Venture capital finance is nuanced in ways that other types of business funding are not.
These differences touch on areas such as the funding structures, the level of input into company strategy from the investors, and even whether a mentorship is envisioned.
Funding, although undoubtedly the most important component, is just one of the considerations for startup founders when deciding among VC investors.
We at FirmRoom help dozens of companies with fundraising and in this article, we look at how the fundraising process generally tends to play out, across 8 steps. So let’s dive into how to raise venture capital money.
VC Fundraising Process Steps
Ensuring readiness for venture capital
Getting the word out
Developing the pitch deck
Choosing investors
Early stage Meetings
Late stage Meetings
Term sheet
Post- Term Sheet Due Diligence and Closing
Check also: 7 Crucial Steps to Take Before a VC Fundraising Round
1. Ensuring readiness for venture capital
When beginning the VC fundraising process, a good maxim to remember is the old Steve Martin line:
“be so good that they can’t ignore you.”
This is another way of saying – make sure the business is ready, commercially viable, and preferably scalable, before approaching VC investors or looking to raise startup capital.

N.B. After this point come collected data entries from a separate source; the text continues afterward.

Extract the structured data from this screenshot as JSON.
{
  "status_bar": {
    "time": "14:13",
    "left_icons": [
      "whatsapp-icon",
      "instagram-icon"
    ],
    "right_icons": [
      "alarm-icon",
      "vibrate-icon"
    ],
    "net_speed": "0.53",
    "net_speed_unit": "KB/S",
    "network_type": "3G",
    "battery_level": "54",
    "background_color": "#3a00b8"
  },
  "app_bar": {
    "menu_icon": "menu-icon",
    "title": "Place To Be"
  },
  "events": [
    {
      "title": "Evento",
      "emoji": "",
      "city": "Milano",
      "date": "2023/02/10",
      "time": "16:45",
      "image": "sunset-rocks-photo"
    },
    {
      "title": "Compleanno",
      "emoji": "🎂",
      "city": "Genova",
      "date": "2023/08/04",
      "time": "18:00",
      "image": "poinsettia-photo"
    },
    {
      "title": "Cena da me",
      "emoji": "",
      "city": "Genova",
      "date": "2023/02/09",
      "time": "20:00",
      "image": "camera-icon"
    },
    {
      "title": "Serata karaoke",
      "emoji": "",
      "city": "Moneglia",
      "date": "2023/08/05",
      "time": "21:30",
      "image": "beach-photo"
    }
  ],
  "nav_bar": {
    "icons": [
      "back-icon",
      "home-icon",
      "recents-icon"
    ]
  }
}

By ‘ready’, we mean that it’s important to have a minimal viable product (MVP). Your sales to date should also show a trajectory that’s impossible for investors to ignore.
If you’re in an online subscriptions business, bring your churn down.
In short, whatever your business, remember the maxim.
As part of your company’s efforts to ensure readiness, open and maintain conversations with as many VC funders as possible. Attend workshops and events.
At this stage, the dialogue shouldn’t be led by the need for funding, but rather to be part of the startup ecosystem.
They may send you interesting material, introduce you to relevant contacts, or inform you of developments in your part of the industry – for example, funding of competitors – that may have passed you by.
Above all, keeping your company’s name at the top of investors’ minds is a strategy that will pay dividends later on.
What is a minimal viable product?
A minimum viable product (often referred to as to by its initials, ‘MVP’) with just enough features to introduce the product’s core value proposition to customers.
The idea behind the MVP is to bring the product to market, test it with early users, allowing them to sample its benefits and to provide feedback for later versions.
An example of an MV would be a currency transfer service with 2-3 transfers available (say US dollars, Euro, and Mexican pesos). A more extensive range of currencies would be added after the MVP’s release.